Its report said the US should propose creating a “standing US-UK joint counter-kleptocracy working group”. Author Max Bergmann, a senior fellow at the CAP, said the aim was “in part to prod stronger action from the UK government”.
He explained: ““The United Kingdom, in particular, has become a major hub for Russian oligarchs and their wealth, with London gaining the moniker ‘Londongrad’.
“Uprooting Kremlin-linked oligarchs will be a challenge given the close ties between Russian money and the United Kingdom’s ruling Conservative Party, the press, and its real estate and financial industry.”
This should also include taking “significant steps to crack down” on the “enablers” of kleptocracy, such as the law firms, accountants, real estate firms and investment firms “that all profit from integrating Russian oligarch wealth into the West”.
The report said: “The United States and its allies should adopt strict regulations and laws that require transparency and limit the anonymity that allows dirty money to penetrate Western democracies.”
It argued that the oligarch class was “vulnerable”, as Russian oligarchs have “planted their money in the West” and sent their children to its schools and universities. “Uprooting the influence of Russian oligarchs will require aggressive sanctions, legal enforcement, visa bans, and restrictions.”

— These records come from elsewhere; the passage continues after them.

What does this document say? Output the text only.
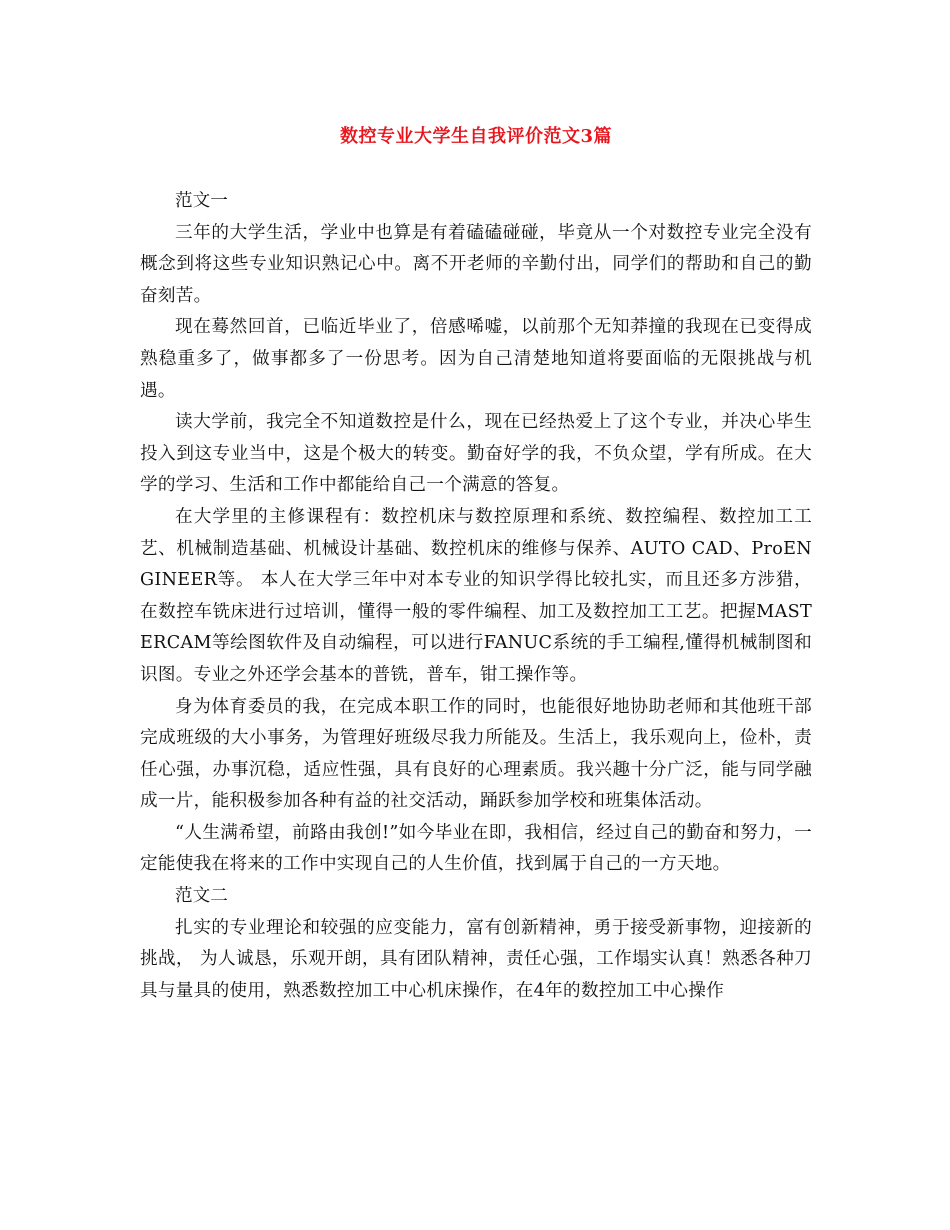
数控专业大学生自我评价范文3篇

范文一

三年的大学生活，学业中也算是有着磕磕碰碰，毕竟从一个对数控专业完全没有概念到将这些专业知识熟记心中。离不开老师的辛勤付出，同学们的帮助和自己的勤奋刻苦。

现在蓦然回首，已临近毕业了，倍感唏嘘，以前那个无知莽撞的我现在已变得成熟稳重多了，做事都多了一份思考。因为自己清楚地知道将要面临的无限挑战与机遇。

读大学前，我完全不知道数控是什么，现在已经热爱上了这个专业，并决心毕生投入到这专业当中，这是个极大的转变。勤奋好学的我，不负众望，学有所成。在大学的学习、生活和工作中都能给自己一个满意的答复。

在大学里的主修课程有：数控机床与数控原理和系统、数控编程、数控加工工艺、机械制造基础、机械设计基础、数控机床的维修与保养、AUTO CAD、ProENGINEER等。 本人在大学三年中对本专业的知识学得比较扎实，而且还多方涉猎，在数控车铣床进行过培训，懂得一般的零件编程、加工及数控加工工艺。把握MASTERCAM等绘图软件及自动编程，可以进行FANUC系统的手工编程,懂得机械制图和识图。专业之外还学会基本的普铣，普车，钳工操作等。

身为体育委员的我，在完成本职工作的同时，也能很好地协助老师和其他班干部完成班级的大小事务，为管理好班级尽我力所能及。生活上，我乐观向上，俭朴，责任心强，办事沉稳，适应性强，具有良好的心理素质。我兴趣十分广泛，能与同学融成一片，能积极参加各种有益的社交活动，踊跃参加学校和班集体活动。

“人生满希望，前路由我创!”如今毕业在即，我相信，经过自己的勤奋和努力，一定能使我在将来的工作中实现自己的人生价值，找到属于自己的一方天地。

范文二

扎实的专业理论和较强的应变能力，富有创新精神，勇于接受新事物，迎接新的挑战， 为人诚恳，乐观开朗，具有团队精神，责任心强，工作塌实认真！熟悉各种刀具与量具的使用，熟悉数控加工中心机床操作，在4年的数控加工中心操作
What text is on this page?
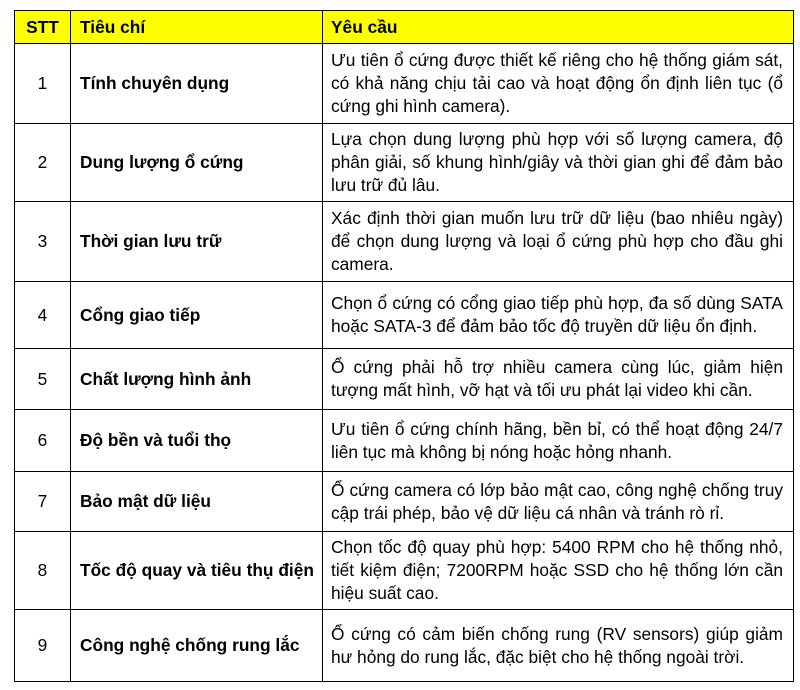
STT	Tiêu chí	Yêu cầu
1	Tính chuyên dụng	Ưu tiên ổ cứng được thiết kế riêng cho hệ thống giám sát, có khả năng chịu tải cao và hoạt động ổn định liên tục (ổ cứng ghi hình camera).
2	Dung lượng ổ cứng	Lựa chọn dung lượng phù hợp với số lượng camera, độ phân giải, số khung hình/giây và thời gian ghi để đảm bảo lưu trữ đủ lâu.
3	Thời gian lưu trữ	Xác định thời gian muốn lưu trữ dữ liệu (bao nhiêu ngày) để chọn dung lượng và loại ổ cứng phù hợp cho đầu ghi camera.
4	Cổng giao tiếp	Chọn ổ cứng có cổng giao tiếp phù hợp, đa số dùng SATA hoặc SATA-3 để đảm bảo tốc độ truyền dữ liệu ổn định.
5	Chất lượng hình ảnh	Ổ cứng phải hỗ trợ nhiều camera cùng lúc, giảm hiện tượng mất hình, vỡ hạt và tối ưu phát lại video khi cần.
6	Độ bền và tuổi thọ	Ưu tiên ổ cứng chính hãng, bền bỉ, có thể hoạt động 24/7 liên tục mà không bị nóng hoặc hỏng nhanh.
7	Bảo mật dữ liệu	Ổ cứng camera có lớp bảo mật cao, công nghệ chống truy cập trái phép, bảo vệ dữ liệu cá nhân và tránh rò rỉ.
8	Tốc độ quay và tiêu thụ điện	Chọn tốc độ quay phù hợp: 5400 RPM cho hệ thống nhỏ, tiết kiệm điện; 7200RPM hoặc SSD cho hệ thống lớn cần hiệu suất cao.
9	Công nghệ chống rung lắc	Ổ cứng có cảm biến chống rung (RV sensors) giúp giảm hư hỏng do rung lắc, đặc biệt cho hệ thống ngoài trời.
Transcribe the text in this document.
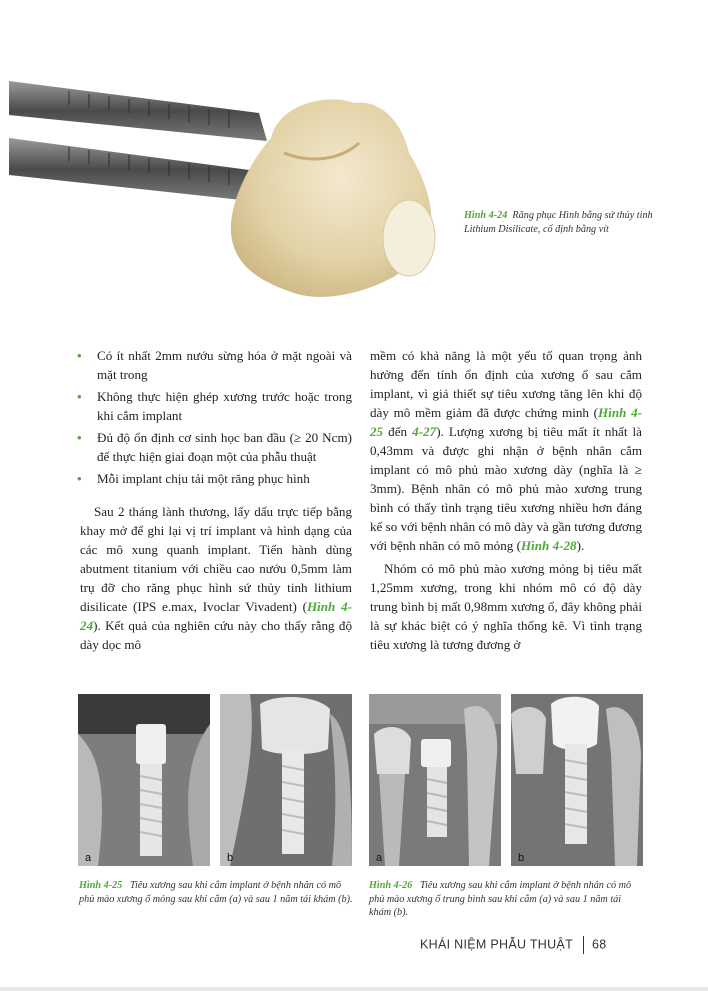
Hình 4-24 Răng phục Hình bằng sứ thủy tinh Lithium Disilicate, cố định bằng vít
• Có ít nhất 2mm nướu sừng hóa ở mặt ngoài và mặt trong
• Không thực hiện ghép xương trước hoặc trong khi cắm implant
• Đủ độ ổn định cơ sinh học ban đầu (≥ 20 Ncm) để thực hiện giai đoạn một của phẫu thuật
• Mỗi implant chịu tải một răng phục hình

Sau 2 tháng lành thương, lấy dấu trực tiếp bằng khay mở để ghi lại vị trí implant và hình dạng của các mô xung quanh implant. Tiến hành dùng abutment titanium với chiều cao nướu 0,5mm làm trụ đỡ cho răng phục hình sứ thủy tinh lithium disilicate (IPS e.max, Ivoclar Vivadent) (Hình 4-24). Kết quả của nghiên cứu này cho thấy rằng độ dày dọc mô

mềm có khả năng là một yếu tố quan trọng ảnh hưởng đến tính ổn định của xương ổ sau cắm implant, vì giả thiết sự tiêu xương tăng lên khi độ dày mô mềm giảm đã được chứng minh (Hình 4-25 đến 4-27). Lượng xương bị tiêu mất ít nhất là 0,43mm và được ghi nhận ở bệnh nhân cắm implant có mô phủ mào xương dày (nghĩa là ≥ 3mm). Bệnh nhân có mô phủ mào xương trung bình có thấy tình trạng tiêu xương nhiều hơn đáng kể so với bệnh nhân có mô dày và gần tương đương với bệnh nhân có mô mỏng (Hình 4-28).

Nhóm có mô phủ mào xương mỏng bị tiêu mất 1,25mm xương, trong khi nhóm mô có độ dày trung bình bị mất 0,98mm xương ổ, đây không phải là sự khác biệt có ý nghĩa thống kê. Vì tình trạng tiêu xương là tương đương ở

a	b	a	b
Hình 4-25 Tiêu xương sau khi cắm implant ở bệnh nhân có mô phủ mào xương ổ mỏng sau khi cắm (a) và sau 1 năm tái khám (b).
Hình 4-26 Tiêu xương sau khi cắm implant ở bệnh nhân có mô phủ mào xương ổ trung bình sau khi cắm (a) và sau 1 năm tái khám (b).
KHÁI NIỆM PHẪU THUẬT 68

Separately, Professor Richard Moorhead of Exeter Law School – arguably the leading academic on lawyer ethics – has agreed with doubts about the robustness of legal regulation raised in the Commons debate.
Writing on his blog this week, he said: “There are questions about money-laundering compliance and due diligence on claims as well as litigation tactics which need looking into as well as the adequacy of court responses to dubious litigation practices.
“The courts sometimes scold lawyers, in the manner that contrast markedly with their treatment of immigration practitioners, and less commonly refer cases on to the [Solicitors Regulation Authority]…
“Many cases seem to disappear into a confidentiality drenched black-hole. Some emerge, plenty do not. Either way, years often pass. Both the courts and the regulators need to up their game.”
He also questioned the defence of the cab-rank rule put forward during the debate by Sir Bob Neill, Conservative chair of the justice select committee, who said: “Barristers do not and should not have the luxury of making moral choices about the people for whom they act; that is the essence of independence and objectivity at the Bar.”
Professor Moorhead responded: “Perhaps not the wisest point to raise, however correct, given how it underlines how the cab-rank rule helps structures a truly free market for legal services for the really rich only.
“It is not a rule only for the rich, and in spite of what I say here I am willing to support it, but it is mainly a rule for them and the barristers that benefit.”
He added: “For those of you wondering if it means the barristers get dirty money guilty fee, Sir Bob has an answer: that’s for the solicitors to sort out through money laundering obligations. Nice work if you can get it and not agonise about the consequences.”